The maximum NA is limited by the refractive index of the medium between the lens and the sample. As with objective lenses, a condenser lens with a maximum numerical aperture of greater than 0.95 is designed to be used under oil immersion (or, more rarely, under water immersion), with a layer of immersion oil placed in contact with both the slide/coverslip and the lens of the condenser. An oil immersion condenser may typically have NA of up to 1.25. Without this oil layer, not only is maximum numerical aperture not realized, but the condenser may not be able to precisely focus light on the object. Condensers with a numerical aperture of 0.95 or less are designed to be used without oil or other fluid on the top lens and are termed dry condensers. Dual dry/immersion condensers are basically oil immersion condensers that can nonetheless focus light with the same degree of precision even without oil between the top lens and the slide.

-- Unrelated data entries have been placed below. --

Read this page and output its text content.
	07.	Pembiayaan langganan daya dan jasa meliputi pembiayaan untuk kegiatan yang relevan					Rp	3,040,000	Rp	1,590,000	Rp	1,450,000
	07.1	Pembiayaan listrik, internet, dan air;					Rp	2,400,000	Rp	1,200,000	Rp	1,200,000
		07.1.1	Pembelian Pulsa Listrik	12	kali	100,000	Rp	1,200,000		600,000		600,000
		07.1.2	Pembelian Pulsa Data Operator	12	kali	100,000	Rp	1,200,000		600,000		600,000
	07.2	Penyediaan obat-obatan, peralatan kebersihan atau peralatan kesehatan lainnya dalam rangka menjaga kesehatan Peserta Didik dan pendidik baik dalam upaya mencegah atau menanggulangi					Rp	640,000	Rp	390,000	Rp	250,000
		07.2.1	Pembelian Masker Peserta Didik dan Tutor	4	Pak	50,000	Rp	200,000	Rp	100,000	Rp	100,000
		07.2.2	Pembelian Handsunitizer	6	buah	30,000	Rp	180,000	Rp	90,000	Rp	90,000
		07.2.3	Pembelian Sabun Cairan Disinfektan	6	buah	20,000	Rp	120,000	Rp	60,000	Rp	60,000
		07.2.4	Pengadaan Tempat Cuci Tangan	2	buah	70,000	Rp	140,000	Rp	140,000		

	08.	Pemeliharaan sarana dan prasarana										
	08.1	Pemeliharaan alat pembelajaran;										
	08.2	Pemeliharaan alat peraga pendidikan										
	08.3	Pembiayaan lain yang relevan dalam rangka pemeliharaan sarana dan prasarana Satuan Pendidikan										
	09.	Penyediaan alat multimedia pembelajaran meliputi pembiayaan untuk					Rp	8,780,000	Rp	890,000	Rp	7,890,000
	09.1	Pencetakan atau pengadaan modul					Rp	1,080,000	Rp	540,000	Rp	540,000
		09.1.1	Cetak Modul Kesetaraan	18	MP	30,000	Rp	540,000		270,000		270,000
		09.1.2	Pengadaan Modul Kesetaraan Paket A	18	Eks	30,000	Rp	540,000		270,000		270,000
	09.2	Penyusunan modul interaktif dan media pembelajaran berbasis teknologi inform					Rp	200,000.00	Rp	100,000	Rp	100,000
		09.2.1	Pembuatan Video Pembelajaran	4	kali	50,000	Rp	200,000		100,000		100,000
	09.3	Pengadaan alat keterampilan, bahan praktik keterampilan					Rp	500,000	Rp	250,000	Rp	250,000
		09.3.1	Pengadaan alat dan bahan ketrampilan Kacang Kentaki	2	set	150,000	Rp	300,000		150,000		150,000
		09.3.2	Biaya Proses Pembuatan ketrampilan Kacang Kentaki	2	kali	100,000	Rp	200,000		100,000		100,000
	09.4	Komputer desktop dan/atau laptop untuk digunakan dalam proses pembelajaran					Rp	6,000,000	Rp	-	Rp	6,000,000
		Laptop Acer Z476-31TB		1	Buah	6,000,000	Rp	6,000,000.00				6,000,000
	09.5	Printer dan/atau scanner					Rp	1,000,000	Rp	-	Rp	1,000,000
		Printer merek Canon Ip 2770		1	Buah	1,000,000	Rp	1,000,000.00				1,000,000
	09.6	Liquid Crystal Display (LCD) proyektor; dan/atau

The first simple condensers were introduced on pre-achromatic microscopes in the 17th century. Robert Hooke used a combination of a salt water filled globe and a plano-convex lens, and shows in the 'Micrographia' that he understands the reasons for its efficiency. Makers in the 18th century such as Benjamin Martin, Adams and Jones understood the advantage of condensing the area of the light source to that of the area of the object on the stage. This was a simple plano-convex or bi-convex lens, or sometimes a combination of lenses. With the development of the modern achromatic objective in 1829, by Joseph Jackson Lister, the need for better condensers became increasingly apparent. By 1837, the use of the achromatic condenser was introduced in France, by Felix Dujardin, and Chevalier. English makers early took up this improvement, due to the obsession with resolving test objects such as diatoms and Nobert ruled gratings. By the late 1840s, English makers such as Ross, Powell and Smith; all could supply highly corrected condensers on their best stands, with proper centring and focus. It is erroneously stated that these developments were purely empirical - no-one can design a good achromatic, spherically corrected condenser relying only on empirics. On the Continent, in Germany, the corrected condenser was not considered either useful or essential, mainly due to a misunderstanding of the basic optical principles involved. Thus the leading German company, Carl Zeiss in Jena, offered nothing more than a very poor chromatic condenser into the late 1870s. French makers, such as Nachet, provided excellent achromatic condensers on their stands. When the leading German bacteriologist, Robert Koch, complained to Ernst Abbe that he was forced to buy a Seibert achromatic condenser for his Zeiss microscope in order to make satisfactory photographs of bacteria, Abbe produced a very good achromatic design in 1878.